On en a tous conscience depuis longtemps, mais il y a eu un élément déclencheur quand j’ai rallié le pôle Sud à skis. C’était un défi personnel, quelque chose que je faisais vraiment pour moi. Tout était bien préparé, chronométré et mesuré, sauf que, lors des premières semaines de mon aventure, il a fait extrêmement chaud. Une canicule inédite régnait sur l'Antarctique avec des températures 20°C au-dessus des normales de saison. Je pouvais tirer mon traîneau en t-shirt, il faisait environ 0°C alors que d'habitude, le thermomètre affiche entre -20°C et -25°C. Là, j’ai réalisé, concrètement, ce que le dérèglement climatique pouvait provoquer.

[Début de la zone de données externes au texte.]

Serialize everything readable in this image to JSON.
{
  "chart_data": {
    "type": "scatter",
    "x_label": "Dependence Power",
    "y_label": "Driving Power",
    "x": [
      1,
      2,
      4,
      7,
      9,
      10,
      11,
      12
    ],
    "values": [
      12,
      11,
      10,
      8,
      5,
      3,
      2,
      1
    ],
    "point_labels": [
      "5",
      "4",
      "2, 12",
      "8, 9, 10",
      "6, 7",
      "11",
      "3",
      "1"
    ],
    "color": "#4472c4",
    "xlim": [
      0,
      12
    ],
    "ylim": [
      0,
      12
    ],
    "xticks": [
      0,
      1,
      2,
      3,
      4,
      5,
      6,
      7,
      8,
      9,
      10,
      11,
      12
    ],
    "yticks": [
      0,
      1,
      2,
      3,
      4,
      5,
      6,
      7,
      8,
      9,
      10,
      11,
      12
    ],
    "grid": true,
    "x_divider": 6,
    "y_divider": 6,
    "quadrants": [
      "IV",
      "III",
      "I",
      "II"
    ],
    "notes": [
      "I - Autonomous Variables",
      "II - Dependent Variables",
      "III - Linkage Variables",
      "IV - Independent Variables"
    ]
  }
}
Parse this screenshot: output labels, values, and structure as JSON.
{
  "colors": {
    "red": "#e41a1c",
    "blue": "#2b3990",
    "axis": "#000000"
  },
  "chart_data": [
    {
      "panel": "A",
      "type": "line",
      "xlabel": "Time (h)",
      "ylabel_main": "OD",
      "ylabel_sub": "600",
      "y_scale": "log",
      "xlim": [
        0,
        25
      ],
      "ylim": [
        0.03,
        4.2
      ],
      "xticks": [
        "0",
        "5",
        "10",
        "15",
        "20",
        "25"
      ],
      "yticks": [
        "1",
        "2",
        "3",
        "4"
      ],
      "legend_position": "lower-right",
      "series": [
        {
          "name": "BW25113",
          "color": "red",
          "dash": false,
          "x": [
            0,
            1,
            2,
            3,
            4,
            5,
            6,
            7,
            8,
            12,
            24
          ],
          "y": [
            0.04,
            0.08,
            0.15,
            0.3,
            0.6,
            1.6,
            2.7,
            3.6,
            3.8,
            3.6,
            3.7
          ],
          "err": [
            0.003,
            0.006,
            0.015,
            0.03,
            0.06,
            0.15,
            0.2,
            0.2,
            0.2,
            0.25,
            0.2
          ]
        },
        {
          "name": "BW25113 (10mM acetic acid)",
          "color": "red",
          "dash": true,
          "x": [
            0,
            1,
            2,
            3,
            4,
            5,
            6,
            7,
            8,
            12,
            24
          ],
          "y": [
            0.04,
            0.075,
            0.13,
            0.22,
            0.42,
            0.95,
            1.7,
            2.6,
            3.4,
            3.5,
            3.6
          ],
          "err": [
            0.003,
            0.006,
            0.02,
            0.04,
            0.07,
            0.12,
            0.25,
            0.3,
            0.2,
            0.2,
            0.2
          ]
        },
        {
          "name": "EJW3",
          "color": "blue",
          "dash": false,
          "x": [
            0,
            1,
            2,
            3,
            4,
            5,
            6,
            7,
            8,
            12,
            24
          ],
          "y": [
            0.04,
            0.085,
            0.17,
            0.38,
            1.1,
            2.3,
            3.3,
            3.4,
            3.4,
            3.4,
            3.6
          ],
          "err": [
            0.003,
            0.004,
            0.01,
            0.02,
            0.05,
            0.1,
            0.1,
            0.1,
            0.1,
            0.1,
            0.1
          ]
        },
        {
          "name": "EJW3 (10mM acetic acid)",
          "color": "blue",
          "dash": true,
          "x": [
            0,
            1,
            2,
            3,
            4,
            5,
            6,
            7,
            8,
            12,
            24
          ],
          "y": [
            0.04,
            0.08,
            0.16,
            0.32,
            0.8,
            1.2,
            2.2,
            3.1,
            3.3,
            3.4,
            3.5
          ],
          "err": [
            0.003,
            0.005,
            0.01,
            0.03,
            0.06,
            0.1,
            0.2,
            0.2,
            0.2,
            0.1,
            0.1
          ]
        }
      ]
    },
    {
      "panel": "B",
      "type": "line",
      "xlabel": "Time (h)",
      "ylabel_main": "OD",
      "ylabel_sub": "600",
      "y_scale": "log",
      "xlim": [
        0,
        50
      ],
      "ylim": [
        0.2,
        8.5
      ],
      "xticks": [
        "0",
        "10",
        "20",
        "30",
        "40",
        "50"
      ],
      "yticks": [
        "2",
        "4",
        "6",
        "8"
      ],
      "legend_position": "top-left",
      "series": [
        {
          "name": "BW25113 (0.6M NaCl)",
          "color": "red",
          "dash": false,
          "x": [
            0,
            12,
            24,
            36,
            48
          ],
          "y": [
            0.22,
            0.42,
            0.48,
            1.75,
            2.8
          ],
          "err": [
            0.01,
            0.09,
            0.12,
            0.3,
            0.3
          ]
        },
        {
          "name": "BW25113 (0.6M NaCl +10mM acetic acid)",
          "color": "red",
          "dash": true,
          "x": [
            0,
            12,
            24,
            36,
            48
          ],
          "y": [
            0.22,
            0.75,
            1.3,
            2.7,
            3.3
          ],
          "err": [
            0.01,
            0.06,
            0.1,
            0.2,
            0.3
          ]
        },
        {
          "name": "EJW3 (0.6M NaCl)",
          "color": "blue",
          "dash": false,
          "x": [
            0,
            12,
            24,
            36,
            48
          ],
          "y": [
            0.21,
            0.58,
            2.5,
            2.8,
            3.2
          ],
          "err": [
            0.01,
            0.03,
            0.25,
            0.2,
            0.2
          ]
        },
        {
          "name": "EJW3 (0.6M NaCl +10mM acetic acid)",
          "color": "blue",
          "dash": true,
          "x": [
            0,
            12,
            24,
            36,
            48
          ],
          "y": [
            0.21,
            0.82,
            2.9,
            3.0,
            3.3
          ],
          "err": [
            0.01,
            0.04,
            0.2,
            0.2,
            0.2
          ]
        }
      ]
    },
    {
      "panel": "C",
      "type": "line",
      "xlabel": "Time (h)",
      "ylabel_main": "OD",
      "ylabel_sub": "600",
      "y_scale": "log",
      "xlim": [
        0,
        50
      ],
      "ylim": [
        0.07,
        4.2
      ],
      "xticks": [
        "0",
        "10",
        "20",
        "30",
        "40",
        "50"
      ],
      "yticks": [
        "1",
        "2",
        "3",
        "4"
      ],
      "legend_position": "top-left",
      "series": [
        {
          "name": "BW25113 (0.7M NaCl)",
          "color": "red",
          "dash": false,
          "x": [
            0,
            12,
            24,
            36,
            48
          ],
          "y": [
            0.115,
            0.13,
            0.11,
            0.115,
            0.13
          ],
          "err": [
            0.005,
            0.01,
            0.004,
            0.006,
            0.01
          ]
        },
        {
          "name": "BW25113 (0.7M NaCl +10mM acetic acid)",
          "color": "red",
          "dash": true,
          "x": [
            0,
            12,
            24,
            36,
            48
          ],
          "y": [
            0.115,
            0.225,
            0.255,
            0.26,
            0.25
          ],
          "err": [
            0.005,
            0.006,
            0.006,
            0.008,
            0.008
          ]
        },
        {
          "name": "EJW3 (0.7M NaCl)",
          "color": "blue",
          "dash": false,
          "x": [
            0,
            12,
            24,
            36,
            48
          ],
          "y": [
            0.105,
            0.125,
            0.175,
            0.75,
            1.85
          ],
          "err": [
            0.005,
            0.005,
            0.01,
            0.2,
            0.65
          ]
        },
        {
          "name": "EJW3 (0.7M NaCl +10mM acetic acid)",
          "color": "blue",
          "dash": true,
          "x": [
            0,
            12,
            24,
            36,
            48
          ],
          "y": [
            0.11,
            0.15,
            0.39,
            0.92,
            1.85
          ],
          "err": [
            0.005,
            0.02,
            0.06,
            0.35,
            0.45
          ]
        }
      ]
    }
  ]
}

Matthieu Tordeur en expédition en Antarctique
Matthieu Tordeur en Antarctique

Comment cela s’est-il traduit pour toi ?

Ces températures élevées se sont accompagnées de chutes de neige très importantes, j’avais 20-30 cm de poudreuse et ça me ralentissait considérablement avec mon traîneau qui pesait 115 kg au départ. Je ne faisais seulement que 8 ou 9 kilomètres par jour, je n'avançais plus dans cette neige molle. Vivre ça, appréhender cet impact si important et pourtant si loin de toute activité humaine, m'a beaucoup questionné. À mon retour, je me suis dit que j'avais une forme de responsabilité de témoigner de cet épisode. Ce fut le moment fondateur de mon engagement écologique. Je ne suis pas un scientifique, mais je crois qu'on a besoin de témoins, d’ambassadeurs. Les milieux polaires sont des régulateurs du climat, des climatiseurs en quelque sorte. Ce sont eux qui ont une influence directe sur l'élévation du niveau des mers. Ignorer ce qui s'y passe, c'est une erreur.

Et quel autre souvenir en gardes-tu ? 

J’ai le souvenir de cette communion avec les éléments et la nature. C’est ce qui nous unit aussi avec les marins, on s'en remet un petit peu à ça. On essaye de composer avec les tempêtes, avec les accalmies, on est en autonomie aussi.

Pour finir, on nous a glissé que tu es un grand fan de Tintin. De toutes ses aventures, il n'a jamais fait de transatlantique.  Penses-tu qu’il aurait aimé traverser l'océan ?

Tintin, il a construit mon univers de petit garçon, il a été le point de départ de mes aventures. Je suis sûr que ça lui aurait bien plu de traverser l’Atlantique. Bien sûr, ils auraient eu de nombreuses galères. Le capitaine Haddock aurait été capable d’enflammer la grand-voile, ils auraient dû se débrouiller. Mais Tintin et le professeur Tournesol auraient sans aucun doute trouvé la solution pour réussir à rejoindre la Terre.